Лицо, пославшее меня в этот дом, сказало мне, что эта женщина — вдова, добывающая себе пропитание в течение десяти лет в качестве содержательницы гостиницы.
— Значит, вы вышли второй раз замуж? — спросил я ее.
Женщина улыбнулась.
— Ничего подобного. Я вышла замуж восемнадцать лет тому назад в России. Через несколько дней после нашей свадьбы мой муж был сослан в Сибирь, и с тех пор я не видала его ни разу.
— Я бы, конечно, последовала за ним, — прибавила она, — если бы каждый год у нас не зарождалась надежда, что его освободят.
— Но теперь-то он свободен? — спросил я.
— Да. Его освободили на прошлой неделе. Мы съедемся с ним в Лондоне, где получим возможность докончить наш медовый месяц. — Она улыбнулась, дав мне понять, что и она когда-то была молода.
Я прочел недавно в английских газетах об этой выставке в Лондоне. Там было сказано, что художник подает большие надежды. Очень может быть, что блестящая будущность наконец открылась перед ним.
Петербургская природа не благоприятствует в одинаковой мере как богатым, так и бедным.

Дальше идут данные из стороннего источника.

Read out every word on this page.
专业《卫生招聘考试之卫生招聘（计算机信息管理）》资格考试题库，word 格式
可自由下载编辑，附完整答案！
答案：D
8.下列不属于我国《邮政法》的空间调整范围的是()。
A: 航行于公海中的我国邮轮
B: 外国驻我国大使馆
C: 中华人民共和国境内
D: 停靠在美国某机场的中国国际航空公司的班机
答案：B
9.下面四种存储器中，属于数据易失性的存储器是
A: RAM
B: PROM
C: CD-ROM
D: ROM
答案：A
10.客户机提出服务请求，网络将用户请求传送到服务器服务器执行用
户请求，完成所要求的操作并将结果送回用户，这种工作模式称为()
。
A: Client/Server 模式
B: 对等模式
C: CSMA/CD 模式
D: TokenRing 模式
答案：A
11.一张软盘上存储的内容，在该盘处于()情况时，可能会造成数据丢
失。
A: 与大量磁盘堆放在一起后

Невская мгла и туманы, переполненные всевозможными микробами, наводят на мысль о том, что, должно быть, сам дьявол руководил Петром Великим.
— Отыщи мне среди всех моих владений самое отталкивающее место, на котором я бы мог построить город, — вероятно, взмолился Петр. И дьявол, открыв такое в виде петербургской почвы, возвратился к своему господину в самом веселом расположении духа.

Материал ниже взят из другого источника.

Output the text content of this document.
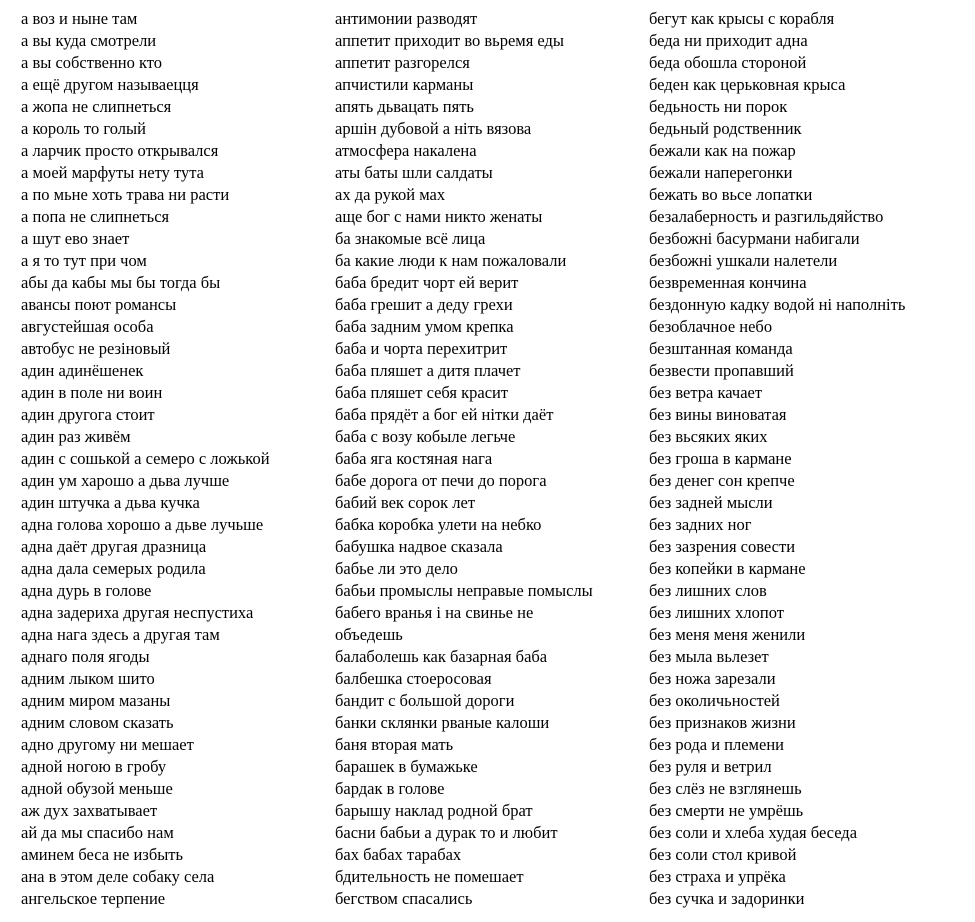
а воз и ныне там
а вы куда смотрели
а вы собственно кто
а ещё другом называецця
а жопа не слипнеться
а король то голый
а ларчик просто открывался
а моей марфуты нету тута
а по мьне хоть трава ни расти
а попа не слипнеться
а шут ево знает
а я то тут при чом
абы да кабы мы бы тогда бы
авансы поют романсы
августейшая особа
автобус не резіновый
адин адинёшенек
адин в поле ни воин
адин другога стоит
адин раз живём
адин с сошькой а семеро с ложькой
адин ум харошо а дьва лучше
адин штучка а дьва кучка
адна голова хорошо а дьве лучьше
адна даёт другая дразница
адна дала семерых родила
адна дурь в голове
адна задериха другая неспустиха
адна нага здесь а другая там
аднаго поля ягоды
адним лыком шито
адним миром мазаны
адним словом сказать
адно другому ни мешает
адной ногою в гробу
адной обузой меньше
аж дух захватывает
ай да мы спасибо нам
аминем беса не избыть
ана в этом деле собаку села
ангельское терпение
антимонии разводят
аппетит приходит во вьремя еды
аппетит разгорелся
апчистили карманы
апять дьвацать пять
аршін дубовой а ніть вязова
атмосфера накалена
аты баты шли салдаты
ах да рукой мах
аще бог с нами никто женаты
ба знакомые всё лица
ба какие люди к нам пожаловали
баба бредит чорт ей верит
баба грешит а деду грехи
баба задним умом крепка
баба и чорта перехитрит
баба пляшет а дитя плачет
баба пляшет себя красит
баба прядёт а бог ей нітки даёт
баба с возу кобыле легьче
баба яга костяная нага
бабе дорога от печи до порога
бабий век сорок лет
бабка коробка улети на небко
бабушка надвое сказала
бабье ли это дело
бабьи промыслы неправые помыслы
бабего вранья і на свинье не
объедешь
балаболешь как базарная баба
балбешка стоеросовая
бандит с большой дороги
банки склянки рваные калоши
баня вторая мать
барашек в бумажьке
бардак в голове
барышу наклад родной брат
басни бабьи а дурак то и любит
бах бабах тарабах
бдительность не помешает
бегством спасались
бегут как крысы с корабля
беда ни приходит адна
беда обошла стороной
беден как церьковная крыса
бедьность ни порок
бедьный родственник
бежали как на пожар
бежали наперегонки
бежать во вьсе лопатки
безалаберность и разгильдяйство
безбожні басурмани набигали
безбожні ушкали налетели
безвременная кончина
бездонную кадку водой ні наполніть
безоблачное небо
безштанная команда
безвести пропавший
без ветра качает
без вины виноватая
без вьсяких яких
без гроша в кармане
без денег сон крепче
без задней мысли
без задних ног
без зазрения совести
без копейки в кармане
без лишних слов
без лишних хлопот
без меня меня женили
без мыла вьлезет
без ножа зарезали
без околичьностей
без признаков жизни
без рода и племени
без руля и ветрил
без слёз не взглянешь
без смерти не умрёшь
без соли и хлеба худая беседа
без соли стол кривой
без страха и упрёка
без сучка и задоринки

— Я думаю, мой дорогой Петр, я нашел нечто действительно единственное в своем роде. Это моровое болото, к которому могучая река несет резкие воздушные порывы и пронизывающую до костей изморось, в то время как в течение короткого лета ветры соединяют в себе отрицательные стороны климатов Северного полюса и Сахары.
В зимнее время русские затапливают свои большие печи и баррикадируют двери и окна. В этой атмосфере, похожей на атмосферу оранжереи, многие женщины проводят все шесть месяцев, ни разу не выходя на улицу. Даже мужчины выходят через известные промежутки. Каждая контора, каждая лавка представляют собой одну сплошную печку. Сорокалетние мужчины имеют уже. седые волосы и пергаментные лица, а женщины к тридцати годам блекнут. Полевые рабочие в течение всего короткого лета работают без устали, отводя сну очень незначительное время. Зато зимой они как кроты прячутся по своим лачугам и только и делают, что спят, имея необходимый запас водки и пищи под половицами. В промежутках между сном они расчищают заносящий их жилища снег.
Русская вечеринка продолжается всю ночь. В смежной с гостиной комнате стоят кровати и кушетки, на которых постоянно спит с полдюжины гостей, причем время от времени происходит смена: выспавшиеся снова присоединяются к компании, их же замещают следующие. Русский ест тогда, когда чувствует к этому желание, поэтому стол почти всегда накрыт, а визитеры снуют то и дело. Раз в год в России большое пиршество — масленица. Русские купцы сидят тогда со своими приятелями целыми днями и едят своеобразное кушанье — блины. При этом считается удальством, даже вопросом самолюбия, съесть этих блинов как можно больше. Бывают случаи, когда один какой-нибудь человек в один присест съедает их штук пятьдесят, шестьдесят, зато часто в результате получается вереница похорон. Мы свысока называем русских нецивилизованным народом, но они еще молоды. Русская история насчитывает за собой около трехсот лет. Мне кажется, что русские превзойдут нас. Их энергия, смышленость, когда они прорываются наружу, изумительны.
Я знал одного русского, изучившего китайский язык в шесть месяцев. Английский! Да что говорить о нем, они выучивают его во время разговора с вами. Дети играют в шахматы и на скрипке, ради своего удовольствия. В общем, мир будет доволен Россией, когда она приведет себя в порядок.